Hecate is an ancient Greek goddess of necromancy, sorcery, and witchcraft. But there is more. Weiss’s reverie of burning a sacrifice to a goddess of witchcraft is revealed to include burning men’s testicles in the conflagration. Granted, the testicles she wants to burn are the testicles of “some Nazi dudes who just happened to be scampering across my backyard…”

She writes, “Even if it’s what Hecate wants, the fact is, when you’re castrating Nazis and burning their balls as an offering to ancient Greek goddesses, people tend not to be very understanding. They’re all ‘Oh, the incivility.’ Or, ‘this is why Trump keeps winning’.”

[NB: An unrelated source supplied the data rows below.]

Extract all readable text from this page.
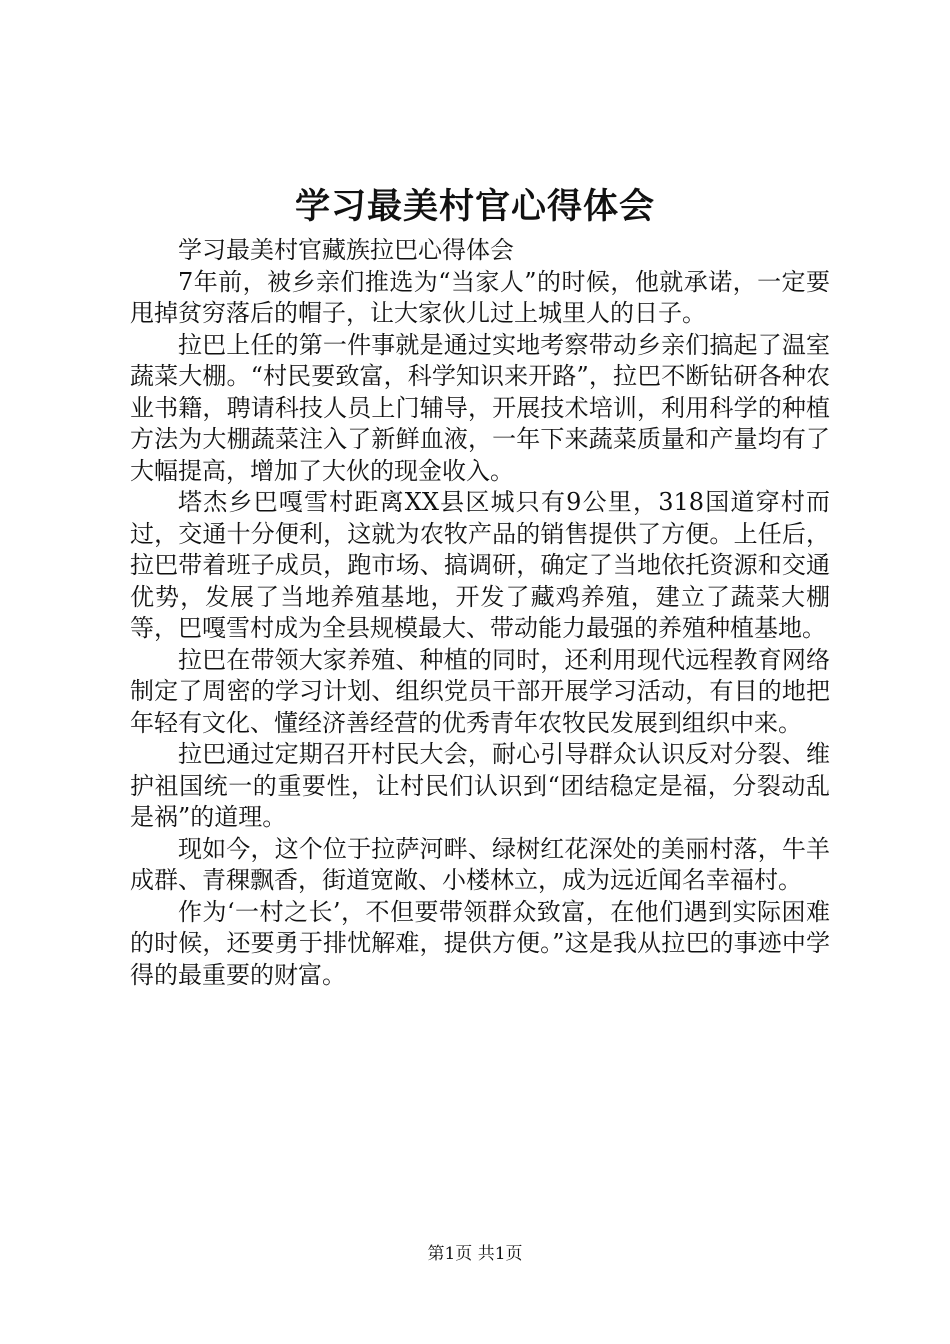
学习最美村官心得体会

学习最美村官藏族拉巴心得体会

7年前，被乡亲们推选为“当家人”的时候，他就承诺，一定要甩掉贫穷落后的帽子，让大家伙儿过上城里人的日子。

拉巴上任的第一件事就是通过实地考察带动乡亲们搞起了温室蔬菜大棚。“村民要致富，科学知识来开路”，拉巴不断钻研各种农业书籍，聘请科技人员上门辅导，开展技术培训，利用科学的种植方法为大棚蔬菜注入了新鲜血液，一年下来蔬菜质量和产量均有了大幅提高，增加了大伙的现金收入。

塔杰乡巴嘎雪村距离XX县区城只有9公里，318国道穿村而过，交通十分便利，这就为农牧产品的销售提供了方便。上任后，拉巴带着班子成员，跑市场、搞调研，确定了当地依托资源和交通优势，发展了当地养殖基地，开发了藏鸡养殖，建立了蔬菜大棚等，巴嘎雪村成为全县规模最大、带动能力最强的养殖种植基地。

拉巴在带领大家养殖、种植的同时，还利用现代远程教育网络制定了周密的学习计划、组织党员干部开展学习活动，有目的地把年轻有文化、懂经济善经营的优秀青年农牧民发展到组织中来。

拉巴通过定期召开村民大会，耐心引导群众认识反对分裂、维护祖国统一的重要性，让村民们认识到“团结稳定是福，分裂动乱是祸”的道理。

现如今，这个位于拉萨河畔、绿树红花深处的美丽村落，牛羊成群、青稞飘香，街道宽敞、小楼林立，成为远近闻名幸福村。

作为‘一村之长’，不但要带领群众致富，在他们遇到实际困难的时候，还要勇于排忧解难，提供方便。”这是我从拉巴的事迹中学得的最重要的财富。

第1页 共1页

She ends by proclaiming that the goddess of sorcery deserves better than Nazi testicles. “It’s November and most of the fruit has been picked already, but maybe I could find her one apple, one perfect apple, like the kind princesses ask for in story-books. Like the kind you eat when you think ‘…that snake had a point, I’d like to have knowledge like a God, for a change.’”

And then there is Weiss’s praise of her “friend and former [Steubenville] student Marie Kopp” who published a piece at the Patheos “Catholic” portal, which Weiss edits. Kopp’s piece is entitled “We are Witches.” Weiss especially likes it when Kopp says, “Now we call ourselves witches. Not sorceresses, not enchantresses. Not syrens [sic]. But witches.”

Like many pre-pubescent girls, Kopp gets excited about dressing as a witch for Halloween. But Kopp is not pre-pubescent. She is a grown woman. How do we know? Because she tells us, “Like many other women on our planet, I had real blood seeping from my vagina…” This is why she did not add extra blood to her Halloween costume this year, adding: “…that was quite enough for me.”

Kopp links to a bizarre video called “Witches” from someone named Fleassy Malay who is “a self-identified queer, erotic, spiritual, mother [who] has a theatrical and yet deeply authentic performance style, renowned for captivating her audiences with depth, honesty, and humor.” It is difficult to watch without laughing out loud.

Malay says, “In the past, they burned us because they thought we were witches just because we knew what to do with herbs outside of the kitchen. Because we knew how to dance, how to seduce, how to pray. Because we moved with the cycles of the moon. In the past, they burned us alive because they knew that we are witches.” You get the point. Weiss’s student Kopp seems to love this.

Kopp also cites someone named Jessica Mesman who published a piece entitled “Women Watch the Witch While Kavanaugh is Confirmed.” It is an interview piece wherein Mesman, Kopp, and someone named Joanna Penn Copper talk about how a movie called The Witch greatly moved them. Each spoke at a conference organized last fall in Pittsburgh by Stephen Lewis’s wife, Suzanne, and Rebecca Bratten Weiss.

The conference was called “Terra Incognita: A Literary Gathering and Workshop,” and one of the main panels was called “Women-of-a-Certain-Age Discuss What it is to be Crones Who Read and Write.” Crones are witches or hags or whatever.

It very well could be that Weiss and her friends are merely out to shock the rubes. “Oh my, we don’t really mean we are ‘witches,’ you silly deplorables. This is a literary device you simply cannot understand.” It could very well be Weiss et al claim some special knowledge the rest of us do not possess—unless and until we sit through some writing workshop with her, or a senior English class with Stephen Lewis.

And so we might consider that Lewis was demoted for reasons far beyond the choice of one porny book about the Blessed Mother. It could be he has a history of bad decisions and bad judgment. I am sure there are other better professors in the Steubenville English department, but until there are further changes, I would keep my children far away.

Editor’s note: Pictured above are the three witches from the Orson Welles production of MacBeth released in 1948.